The 148-year old Tata Group has never seen more turbulent times before.
It took less than a week for the Tata Group to see Rs 26,000 crore wiped out from its market capitalization, and the business community across the world wondering what really happened at the Bombay House.
Ratan Tata is back at the helm of Tata Group’s holding company Tata Sons only 4 years after retiring in 2013. The 48-year old Cyrus Mistry, who was believed to be the best fit to lead the group back in 2012, was shown the door in a surprise move by the Tata board earlier this week.

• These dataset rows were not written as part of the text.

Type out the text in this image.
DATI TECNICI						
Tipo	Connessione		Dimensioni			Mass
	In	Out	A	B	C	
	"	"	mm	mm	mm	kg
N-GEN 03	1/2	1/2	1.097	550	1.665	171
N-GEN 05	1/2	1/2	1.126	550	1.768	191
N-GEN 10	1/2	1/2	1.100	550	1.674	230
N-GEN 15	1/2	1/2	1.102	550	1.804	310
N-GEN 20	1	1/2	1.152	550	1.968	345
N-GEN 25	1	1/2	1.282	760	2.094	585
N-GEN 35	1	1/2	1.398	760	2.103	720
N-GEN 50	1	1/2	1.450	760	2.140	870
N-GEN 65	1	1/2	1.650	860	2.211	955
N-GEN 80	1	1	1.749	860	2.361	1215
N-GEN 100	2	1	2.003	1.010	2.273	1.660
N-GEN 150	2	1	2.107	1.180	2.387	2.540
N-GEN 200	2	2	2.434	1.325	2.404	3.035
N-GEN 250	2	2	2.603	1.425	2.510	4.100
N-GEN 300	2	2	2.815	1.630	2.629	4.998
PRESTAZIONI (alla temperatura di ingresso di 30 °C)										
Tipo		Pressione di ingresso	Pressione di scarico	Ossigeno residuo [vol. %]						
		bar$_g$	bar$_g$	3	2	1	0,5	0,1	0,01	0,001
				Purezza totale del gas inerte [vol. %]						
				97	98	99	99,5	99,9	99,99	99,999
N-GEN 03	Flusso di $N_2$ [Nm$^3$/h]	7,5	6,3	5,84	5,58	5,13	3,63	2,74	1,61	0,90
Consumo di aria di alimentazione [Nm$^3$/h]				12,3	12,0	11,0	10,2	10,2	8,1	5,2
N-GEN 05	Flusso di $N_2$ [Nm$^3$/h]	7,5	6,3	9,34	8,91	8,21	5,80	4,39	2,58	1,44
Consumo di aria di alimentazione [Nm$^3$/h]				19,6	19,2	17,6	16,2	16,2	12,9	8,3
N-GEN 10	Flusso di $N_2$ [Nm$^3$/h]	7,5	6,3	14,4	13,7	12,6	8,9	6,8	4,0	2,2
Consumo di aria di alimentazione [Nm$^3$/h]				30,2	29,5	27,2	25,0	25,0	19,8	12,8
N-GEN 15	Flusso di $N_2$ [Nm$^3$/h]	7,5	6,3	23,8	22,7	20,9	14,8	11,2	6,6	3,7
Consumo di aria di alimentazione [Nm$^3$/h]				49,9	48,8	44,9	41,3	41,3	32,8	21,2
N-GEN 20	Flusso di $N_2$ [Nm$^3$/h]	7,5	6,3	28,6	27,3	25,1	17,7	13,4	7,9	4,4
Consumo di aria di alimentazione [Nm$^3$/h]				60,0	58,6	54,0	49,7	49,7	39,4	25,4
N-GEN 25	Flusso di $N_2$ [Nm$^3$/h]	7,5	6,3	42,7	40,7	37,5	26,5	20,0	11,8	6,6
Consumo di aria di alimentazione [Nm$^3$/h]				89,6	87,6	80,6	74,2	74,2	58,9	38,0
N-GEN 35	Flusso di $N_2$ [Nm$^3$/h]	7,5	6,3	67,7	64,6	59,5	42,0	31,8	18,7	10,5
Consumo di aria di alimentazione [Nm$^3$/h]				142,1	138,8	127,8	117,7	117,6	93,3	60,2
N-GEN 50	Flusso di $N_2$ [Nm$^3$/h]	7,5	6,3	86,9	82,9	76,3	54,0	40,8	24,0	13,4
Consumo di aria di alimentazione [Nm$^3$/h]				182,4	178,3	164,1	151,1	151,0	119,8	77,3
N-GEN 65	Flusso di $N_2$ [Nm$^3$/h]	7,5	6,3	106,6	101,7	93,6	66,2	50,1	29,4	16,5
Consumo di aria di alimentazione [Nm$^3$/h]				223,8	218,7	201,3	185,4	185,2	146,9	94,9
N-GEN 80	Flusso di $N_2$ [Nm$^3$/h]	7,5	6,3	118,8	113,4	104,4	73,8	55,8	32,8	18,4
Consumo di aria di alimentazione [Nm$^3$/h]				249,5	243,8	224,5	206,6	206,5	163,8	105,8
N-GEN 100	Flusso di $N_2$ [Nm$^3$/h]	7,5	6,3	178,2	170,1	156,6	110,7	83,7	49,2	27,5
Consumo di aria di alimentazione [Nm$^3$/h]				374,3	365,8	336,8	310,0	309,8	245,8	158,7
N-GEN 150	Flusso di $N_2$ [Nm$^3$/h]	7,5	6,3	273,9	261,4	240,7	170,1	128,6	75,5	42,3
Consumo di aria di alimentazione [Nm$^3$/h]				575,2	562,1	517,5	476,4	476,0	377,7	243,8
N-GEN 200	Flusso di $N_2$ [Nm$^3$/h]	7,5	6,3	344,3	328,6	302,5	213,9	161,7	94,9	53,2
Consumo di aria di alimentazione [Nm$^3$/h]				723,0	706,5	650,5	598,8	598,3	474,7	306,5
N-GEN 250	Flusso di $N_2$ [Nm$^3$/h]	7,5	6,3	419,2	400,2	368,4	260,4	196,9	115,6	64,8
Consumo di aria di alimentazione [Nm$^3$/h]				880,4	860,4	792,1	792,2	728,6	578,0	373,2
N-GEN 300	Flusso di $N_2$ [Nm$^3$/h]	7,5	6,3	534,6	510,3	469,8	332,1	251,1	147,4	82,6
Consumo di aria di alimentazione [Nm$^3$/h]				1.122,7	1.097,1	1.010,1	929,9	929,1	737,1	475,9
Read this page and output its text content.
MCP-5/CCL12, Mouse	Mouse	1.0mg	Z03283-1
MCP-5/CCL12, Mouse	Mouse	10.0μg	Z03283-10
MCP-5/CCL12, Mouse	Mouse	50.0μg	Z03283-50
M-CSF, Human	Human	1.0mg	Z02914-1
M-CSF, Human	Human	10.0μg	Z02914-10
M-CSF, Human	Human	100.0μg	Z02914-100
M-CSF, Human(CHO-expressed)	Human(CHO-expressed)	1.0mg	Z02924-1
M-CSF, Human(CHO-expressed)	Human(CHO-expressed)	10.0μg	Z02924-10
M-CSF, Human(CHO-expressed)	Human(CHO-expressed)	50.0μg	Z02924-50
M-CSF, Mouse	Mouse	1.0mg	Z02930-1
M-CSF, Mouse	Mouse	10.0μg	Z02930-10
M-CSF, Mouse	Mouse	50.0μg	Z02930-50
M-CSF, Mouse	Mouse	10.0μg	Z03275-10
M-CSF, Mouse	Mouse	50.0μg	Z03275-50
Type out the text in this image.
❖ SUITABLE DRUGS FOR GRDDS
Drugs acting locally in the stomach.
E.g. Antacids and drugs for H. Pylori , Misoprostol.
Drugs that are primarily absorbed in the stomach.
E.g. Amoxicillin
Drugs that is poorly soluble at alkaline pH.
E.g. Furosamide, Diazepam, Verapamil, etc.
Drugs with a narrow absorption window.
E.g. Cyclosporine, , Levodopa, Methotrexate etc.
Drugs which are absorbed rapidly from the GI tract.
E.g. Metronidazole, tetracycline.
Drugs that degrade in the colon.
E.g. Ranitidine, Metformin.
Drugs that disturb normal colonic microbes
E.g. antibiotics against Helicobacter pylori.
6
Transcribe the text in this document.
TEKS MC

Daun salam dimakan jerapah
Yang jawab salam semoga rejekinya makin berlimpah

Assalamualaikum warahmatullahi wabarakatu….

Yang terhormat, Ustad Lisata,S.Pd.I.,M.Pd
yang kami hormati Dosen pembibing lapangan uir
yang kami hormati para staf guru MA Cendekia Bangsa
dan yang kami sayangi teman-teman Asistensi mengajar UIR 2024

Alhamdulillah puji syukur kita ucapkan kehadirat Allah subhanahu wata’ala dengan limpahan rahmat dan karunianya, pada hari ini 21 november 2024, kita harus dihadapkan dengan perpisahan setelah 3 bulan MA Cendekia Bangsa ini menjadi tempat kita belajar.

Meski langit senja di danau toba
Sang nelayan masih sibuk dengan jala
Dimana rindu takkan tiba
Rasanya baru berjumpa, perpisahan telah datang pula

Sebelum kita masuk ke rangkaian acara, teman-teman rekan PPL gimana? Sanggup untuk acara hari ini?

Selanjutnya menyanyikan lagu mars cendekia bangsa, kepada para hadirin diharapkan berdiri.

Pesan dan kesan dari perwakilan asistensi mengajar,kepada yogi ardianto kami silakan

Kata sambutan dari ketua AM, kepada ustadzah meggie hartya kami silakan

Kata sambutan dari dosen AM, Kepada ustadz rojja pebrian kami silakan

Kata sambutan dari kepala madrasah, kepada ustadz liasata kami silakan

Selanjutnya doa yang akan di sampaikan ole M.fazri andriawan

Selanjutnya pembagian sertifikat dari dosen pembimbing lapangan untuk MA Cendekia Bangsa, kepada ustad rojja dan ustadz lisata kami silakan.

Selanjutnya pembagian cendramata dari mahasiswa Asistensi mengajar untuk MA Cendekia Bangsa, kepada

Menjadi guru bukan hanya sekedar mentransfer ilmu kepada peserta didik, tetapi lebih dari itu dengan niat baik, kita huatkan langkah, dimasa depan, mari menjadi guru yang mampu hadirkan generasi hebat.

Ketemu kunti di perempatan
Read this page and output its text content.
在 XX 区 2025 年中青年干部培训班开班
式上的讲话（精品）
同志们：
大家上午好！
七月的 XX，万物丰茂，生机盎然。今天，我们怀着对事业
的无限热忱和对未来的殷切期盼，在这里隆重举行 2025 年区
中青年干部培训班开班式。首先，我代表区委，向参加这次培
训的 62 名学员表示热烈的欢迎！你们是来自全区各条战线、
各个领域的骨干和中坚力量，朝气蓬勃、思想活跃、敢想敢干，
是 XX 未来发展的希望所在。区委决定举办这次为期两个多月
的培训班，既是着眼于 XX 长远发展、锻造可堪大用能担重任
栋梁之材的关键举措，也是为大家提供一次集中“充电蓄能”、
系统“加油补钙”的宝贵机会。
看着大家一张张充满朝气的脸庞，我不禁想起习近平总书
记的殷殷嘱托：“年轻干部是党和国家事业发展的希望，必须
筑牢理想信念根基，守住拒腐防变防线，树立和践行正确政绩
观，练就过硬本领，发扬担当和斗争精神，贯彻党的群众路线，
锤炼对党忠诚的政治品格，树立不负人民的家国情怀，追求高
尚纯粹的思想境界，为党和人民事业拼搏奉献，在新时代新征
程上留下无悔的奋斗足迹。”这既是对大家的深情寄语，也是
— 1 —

The sacking was followed by intense public mud-slinging on and by the 78-year old industry stalwart, who many say, could never really leave the throne of the $100-billion kingdom.
Mistry, in a scathing attack on Tata, called out Tata’s interference in the group businesses and said he was pushed into the position of a lame duck chairman during his tenure.
In his 5-page letter, addressed to the Tata Sons board, Mistry claimed India’s largest conglomerate was sitting on a Rs 1.18-trillion rupees of writedowns and on five unprofitable businesses he inherited and attempted to makeover.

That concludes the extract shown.